Yet another viewpoint on the Thom class.

Given an $n$-dimensional vector bundle $E\to B$ with connectd base $B$, there is fiber bundle pair $(D^n, S^{n-1}) \to (D(E), S(E))\to B$, where $D(E)$ is the unit disk bundle, and $S(E)$ is the unit sphere bundle. Then one may use the fibration long-exact sequences to show that $\pi_i(D^n,S^{n-1})\to \pi_i(D(E),S(E))$ is an isomorphism. Roughly, there is a long
exact sequence $0=\pi_{i+1}(B,B)\to \pi_i(D^n,S^{n-1})\to \pi_i(D(E),S(E))\to \pi_{i}(B,B)=0$ (one can actually prove
this using long exact sequences of each fibration and of the pairs). Hence by the relative Hurewicz theorem (see Theorem 4.37 of Hatcher), $\pi_i(D(E),S(E))=0$ for $i<n$, and hence $H_i(D(E),S(E))=0$ for $i<n$, and $H_n(D(E),S(E);\mathbb{Z})\cong \pi_n'(D(E),S(E))$, the quotient of $\pi_n(D(E),S(E)) \cong \mathbb{Z}$ by $\gamma x-x$, for $\gamma \in \pi_1(S(E))$, $x\in \pi_n(D(E),S(E))$, for $n\geq 2$. If $n=2$, $\pi_1(S(E))\twoheadrightarrow \pi_1(B)$, and $\pi_1(S(E))=\pi_1(B)$ for $n>2$, so this action will be non-trivial iff the vector bundle is non-orientable. Then $H_n(D(E),S(E))=\mathbb{Z}$ if $E$ is orientable, and $H_n(D(E),S(E))=\mathbb{Z}/2\mathbb{Z}$ if $E$ is non-orientable.

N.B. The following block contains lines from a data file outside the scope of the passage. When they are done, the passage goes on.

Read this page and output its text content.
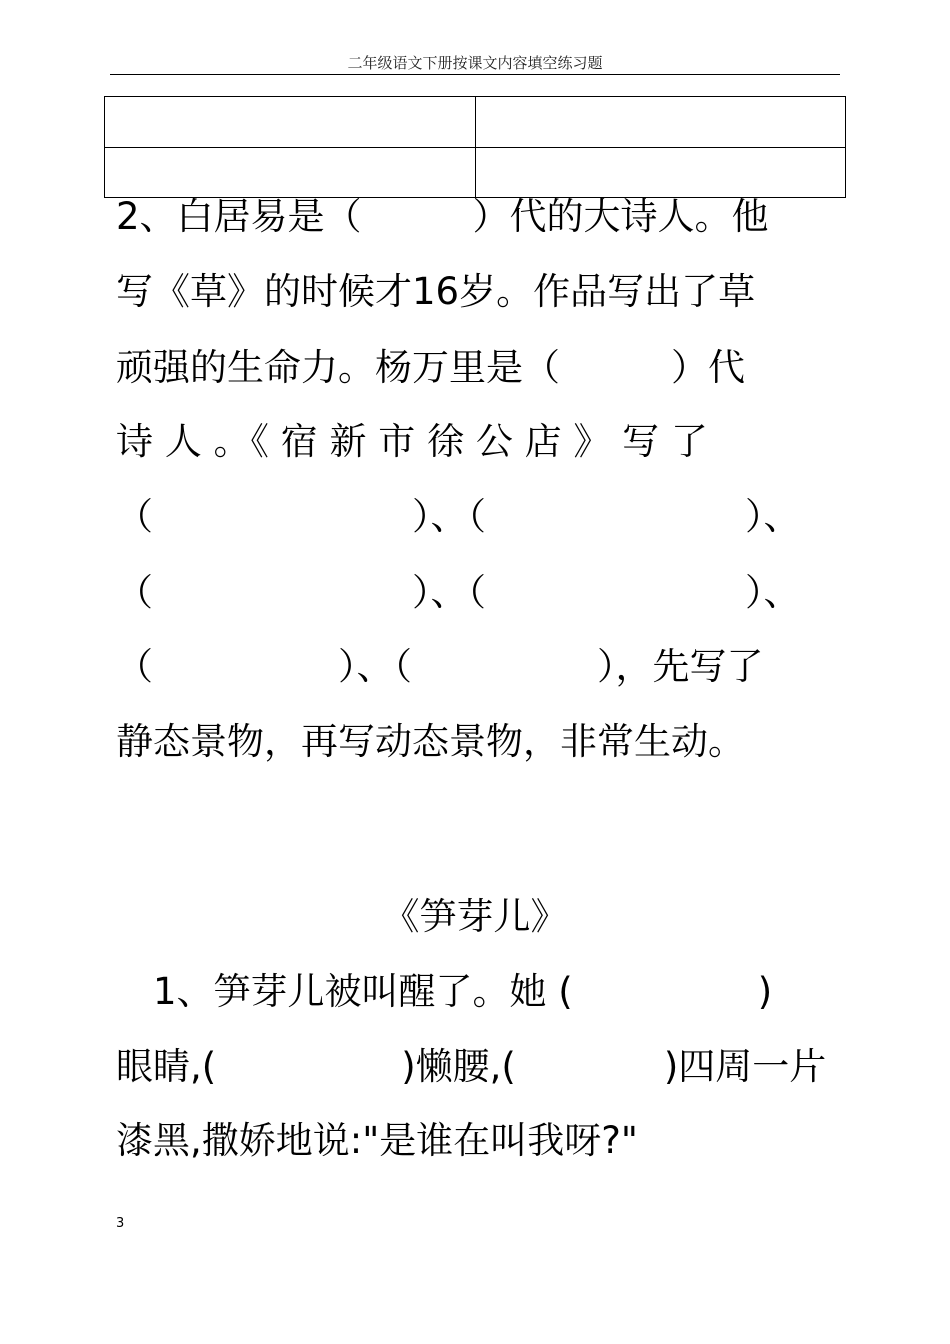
二年级语文下册按课文内容填空练习题

2、白居易是（　　　）代的大诗人。他
写《草》的时候才16岁。作品写出了草
顽强的生命力。杨万里是（　　　）代
诗 人 。《 宿 新 市 徐 公 店 》 写 了
（　　　　　　　）、（　　　　　　　）、
（　　　　　　　）、（　　　　　　　）、
（　　　　　）、（　　　　　），先写了
静态景物，再写动态景物，非常生动。
《笋芽儿》
　1、笋芽儿被叫醒了。她 (　　　　　)
眼睛,(　　　　　)懒腰,(　　　　)四周一片
漆黑,撒娇地说:"是谁在叫我呀?"
3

Now use the universal coefficient theorem to get the existence of the Thom class.

For $n=1$, $\pi_1(D^1, S^0)\to \pi_1(D(E),S(E))$ is still an isomorphism, but $\pi_1(D^1, S^0))$ is a 2-pointed set. We have
a map $\pi_1(D(E),S(E)) \to H_1(D(E),S(E);\mathbb{Z}/2\mathbb{Z}$ which is an isomorphism (assuming the base $B$ is connected).

Once one has the Thom class, the Thom isomorphism maybe be proved as a consequence of the relative Leray-Hirsch theorem. The proof given in Appendix 4.D of Hatcher is by induction on skeleta; I don't know of a direct proof.

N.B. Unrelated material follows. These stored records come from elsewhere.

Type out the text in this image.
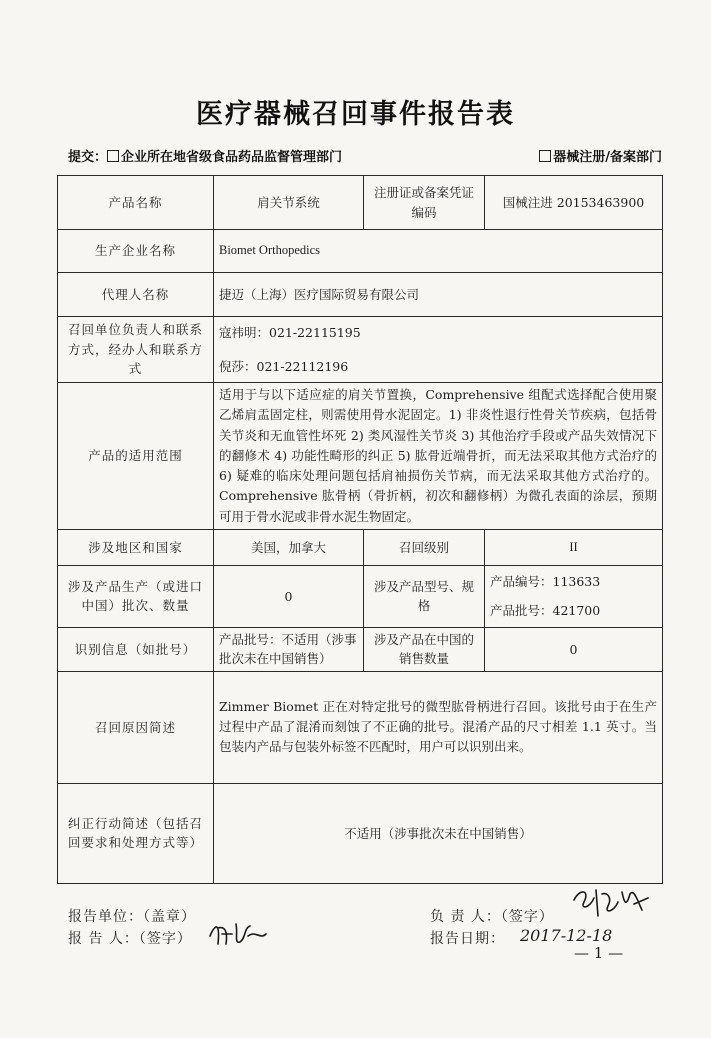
医疗器械召回事件报告表
提交： 企业所在地省级食品药品监督管理部门	器械注册/备案部门
产品名称	肩关节系统	注册证或备案凭证编码	国械注进 20153463900
生产企业名称	Biomet Orthopedics		
代理人名称	捷迈（上海）医疗国际贸易有限公司		
召回单位负责人和联系方式，经办人和联系方式	寇祎明：021-22115195

倪莎：021-22112196		

产品的适用范围	适用于与以下适应症的肩关节置换，Comprehensive 组配式选择配合使用聚乙烯肩盂固定柱，则需使用骨水泥固定。1) 非炎性退行性骨关节疾病，包括骨关节炎和无血管性坏死 2) 类风湿性关节炎 3) 其他治疗手段或产品失效情况下的翻修术 4) 功能性畸形的纠正 5) 肱骨近端骨折，而无法采取其他方式治疗的 6) 疑难的临床处理问题包括肩袖损伤关节病，而无法采取其他方式治疗的。Comprehensive 肱骨柄（骨折柄，初次和翻修柄）为微孔表面的涂层，预期可用于骨水泥或非骨水泥生物固定。		
涉及地区和国家	美国，加拿大	召回级别	II
涉及产品生产（或进口中国）批次、数量	0	涉及产品型号、规格	产品编号：113633

产品批号：421700

识别信息（如批号）	产品批号：不适用（涉事批次未在中国销售）	涉及产品在中国的销售数量	0
召回原因简述	Zimmer Biomet 正在对特定批号的微型肱骨柄进行召回。该批号由于在生产过程中产品了混淆而刻蚀了不正确的批号。混淆产品的尺寸相差 1.1 英寸。当包装内产品与包装外标签不匹配时，用户可以识别出来。		
纠正行动简述（包括召回要求和处理方式等）	不适用（涉事批次未在中国销售）		
报告单位：（盖章）
报 告 人：（签字）
负 责 人：（签字）
报告日期： 2017-12-18
— 1 —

For $n=1$, $p:S(E)\to B$ is a 2-fold covering space, and
the Gysin sequence may be deduced from the long exact sequence coming from the short exact sequence of chain complexes
$$0 \to C*(B) \overset{p^*}{\to} C^*(S(E)) \overset{p^!}{\to} C^*(B)\to 0,$$
with coefficients in $\mathbb{Z}/2\mathbb{Z}$, where $p^!$ is the transfer map. The $(\mod 2)$-Euler class is the element in $H^1(B;\mathbb{Z}/2\mathbb{Z}) = Hom(\pi_1(B),\mathbb{Z}/2\mathbb{Z})$ defining the 2-fold cover $S(E)\to B$.